New York-based curator

Sara Reisman is a New York-based curator, educator, and writer. She was formerly Chief Curator and Director of National Academician Affairs at the National Academy of Design (2021–2025) and Executive and Artistic Director of the Shelley and Donald Rubin Foundation (2014–2021). Prior to that, she served as Director of the City of New York Department of Cultural Affairs Percent for Art Program (2008–2014) and Associate Dean of the School of Art, The Cooper Union. She received her B.A. from the University of Chicago, and attended the Whitney Museum Independent Study Program from 2002 to 2003.

== Curatorial projects ==
Reisman has curated numerous shows, including at the Futura Centre for Contemporary Art in Prague, the Queens Museum of Art, Socrates Sculpture Park, the Cooper Union School of Art, the Philadelphia Institute of Contemporary Art, Momenta Art, Smack Mellon, and La MaMa Galleria, among other venues.
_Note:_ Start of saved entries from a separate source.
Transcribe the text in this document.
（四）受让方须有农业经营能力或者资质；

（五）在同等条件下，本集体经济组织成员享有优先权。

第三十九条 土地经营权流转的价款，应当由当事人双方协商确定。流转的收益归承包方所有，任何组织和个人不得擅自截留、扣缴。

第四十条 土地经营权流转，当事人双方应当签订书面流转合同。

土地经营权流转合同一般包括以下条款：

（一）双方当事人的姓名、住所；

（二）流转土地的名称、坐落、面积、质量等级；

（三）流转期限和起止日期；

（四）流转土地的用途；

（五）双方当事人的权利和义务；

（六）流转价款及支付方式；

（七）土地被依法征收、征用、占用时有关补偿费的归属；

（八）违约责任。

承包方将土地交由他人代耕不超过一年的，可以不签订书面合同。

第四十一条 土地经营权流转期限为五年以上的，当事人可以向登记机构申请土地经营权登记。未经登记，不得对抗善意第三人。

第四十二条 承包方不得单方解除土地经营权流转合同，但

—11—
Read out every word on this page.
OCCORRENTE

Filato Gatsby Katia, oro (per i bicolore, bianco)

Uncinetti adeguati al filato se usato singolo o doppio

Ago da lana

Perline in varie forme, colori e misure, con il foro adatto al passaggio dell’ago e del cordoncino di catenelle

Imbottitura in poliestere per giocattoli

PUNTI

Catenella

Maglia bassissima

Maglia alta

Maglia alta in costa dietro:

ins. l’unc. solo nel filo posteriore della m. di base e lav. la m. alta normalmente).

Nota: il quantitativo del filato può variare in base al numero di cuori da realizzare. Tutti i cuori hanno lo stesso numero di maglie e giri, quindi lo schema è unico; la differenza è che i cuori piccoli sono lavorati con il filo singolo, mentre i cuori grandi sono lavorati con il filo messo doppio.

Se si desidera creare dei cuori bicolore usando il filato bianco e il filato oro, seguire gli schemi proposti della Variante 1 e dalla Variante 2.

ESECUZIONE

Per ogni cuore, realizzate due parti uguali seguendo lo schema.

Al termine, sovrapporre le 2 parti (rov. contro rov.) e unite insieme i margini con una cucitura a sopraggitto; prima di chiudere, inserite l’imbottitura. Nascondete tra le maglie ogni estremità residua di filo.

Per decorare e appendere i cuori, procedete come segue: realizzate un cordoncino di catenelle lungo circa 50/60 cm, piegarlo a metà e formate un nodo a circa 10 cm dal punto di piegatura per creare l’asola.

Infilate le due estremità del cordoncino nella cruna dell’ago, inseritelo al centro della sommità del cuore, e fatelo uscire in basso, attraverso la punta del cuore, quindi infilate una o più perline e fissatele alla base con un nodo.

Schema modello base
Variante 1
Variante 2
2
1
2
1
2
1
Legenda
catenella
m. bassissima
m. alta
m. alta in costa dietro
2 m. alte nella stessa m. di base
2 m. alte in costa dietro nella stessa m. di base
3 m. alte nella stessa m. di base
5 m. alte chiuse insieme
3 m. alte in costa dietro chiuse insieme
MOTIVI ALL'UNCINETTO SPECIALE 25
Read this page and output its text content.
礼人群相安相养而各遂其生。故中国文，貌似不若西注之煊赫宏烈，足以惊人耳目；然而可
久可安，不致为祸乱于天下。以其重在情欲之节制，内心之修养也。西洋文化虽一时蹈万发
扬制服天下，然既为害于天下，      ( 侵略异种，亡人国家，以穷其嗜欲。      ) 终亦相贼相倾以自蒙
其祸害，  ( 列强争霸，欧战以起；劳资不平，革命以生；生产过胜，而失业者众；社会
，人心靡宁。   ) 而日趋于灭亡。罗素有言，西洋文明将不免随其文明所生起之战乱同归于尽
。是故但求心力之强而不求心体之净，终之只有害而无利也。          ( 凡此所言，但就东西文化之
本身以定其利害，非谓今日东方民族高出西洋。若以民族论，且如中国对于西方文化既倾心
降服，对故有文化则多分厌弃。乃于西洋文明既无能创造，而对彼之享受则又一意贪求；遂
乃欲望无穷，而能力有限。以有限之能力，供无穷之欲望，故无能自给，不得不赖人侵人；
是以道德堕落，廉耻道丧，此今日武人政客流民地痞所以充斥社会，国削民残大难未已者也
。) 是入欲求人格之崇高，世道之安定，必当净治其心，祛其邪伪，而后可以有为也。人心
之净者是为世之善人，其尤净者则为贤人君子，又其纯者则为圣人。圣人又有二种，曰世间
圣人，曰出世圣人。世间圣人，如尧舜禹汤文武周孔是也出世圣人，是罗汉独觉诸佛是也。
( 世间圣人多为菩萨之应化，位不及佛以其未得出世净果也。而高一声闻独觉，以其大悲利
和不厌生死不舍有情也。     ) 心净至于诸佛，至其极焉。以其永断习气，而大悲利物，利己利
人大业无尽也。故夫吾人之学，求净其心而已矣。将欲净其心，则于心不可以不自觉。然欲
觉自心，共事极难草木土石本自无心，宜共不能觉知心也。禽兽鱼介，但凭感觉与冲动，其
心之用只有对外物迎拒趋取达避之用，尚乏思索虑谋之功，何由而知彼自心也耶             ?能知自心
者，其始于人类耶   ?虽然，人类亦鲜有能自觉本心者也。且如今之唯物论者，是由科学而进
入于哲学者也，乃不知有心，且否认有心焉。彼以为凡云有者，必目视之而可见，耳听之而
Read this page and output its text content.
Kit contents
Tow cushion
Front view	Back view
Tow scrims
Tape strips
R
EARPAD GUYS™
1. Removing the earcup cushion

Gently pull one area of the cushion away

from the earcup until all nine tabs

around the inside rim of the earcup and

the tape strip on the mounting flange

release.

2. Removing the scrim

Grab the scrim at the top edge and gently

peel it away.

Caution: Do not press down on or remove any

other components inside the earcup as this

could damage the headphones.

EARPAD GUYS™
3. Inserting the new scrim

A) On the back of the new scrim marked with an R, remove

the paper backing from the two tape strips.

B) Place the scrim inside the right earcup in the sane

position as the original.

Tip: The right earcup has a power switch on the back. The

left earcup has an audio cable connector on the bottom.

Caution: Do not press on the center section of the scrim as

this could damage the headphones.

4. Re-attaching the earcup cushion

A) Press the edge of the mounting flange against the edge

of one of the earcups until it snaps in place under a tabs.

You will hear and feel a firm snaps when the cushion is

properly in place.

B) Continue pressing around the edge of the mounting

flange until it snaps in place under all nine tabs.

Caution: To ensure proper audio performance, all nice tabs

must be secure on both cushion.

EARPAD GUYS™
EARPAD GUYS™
She has worked with artists such as Xu Bing, Jeffrey Gibson, Mary Mattingly, Mierle Laderman Ukeles, and Dread Scott.

== Publications ==
Reisman has edited and contributed to many publications derived from shows she has curated, including Elia Alba: The Supper Club, published in 2019 by Hirmer Verlag and Mobilizing Pedagogy: Two Social Practice Projects in the Americas by Pablo Helguera and Suzanne Lacy with Pilar Riaño-Alcalá, published by Amherst College Press the same year.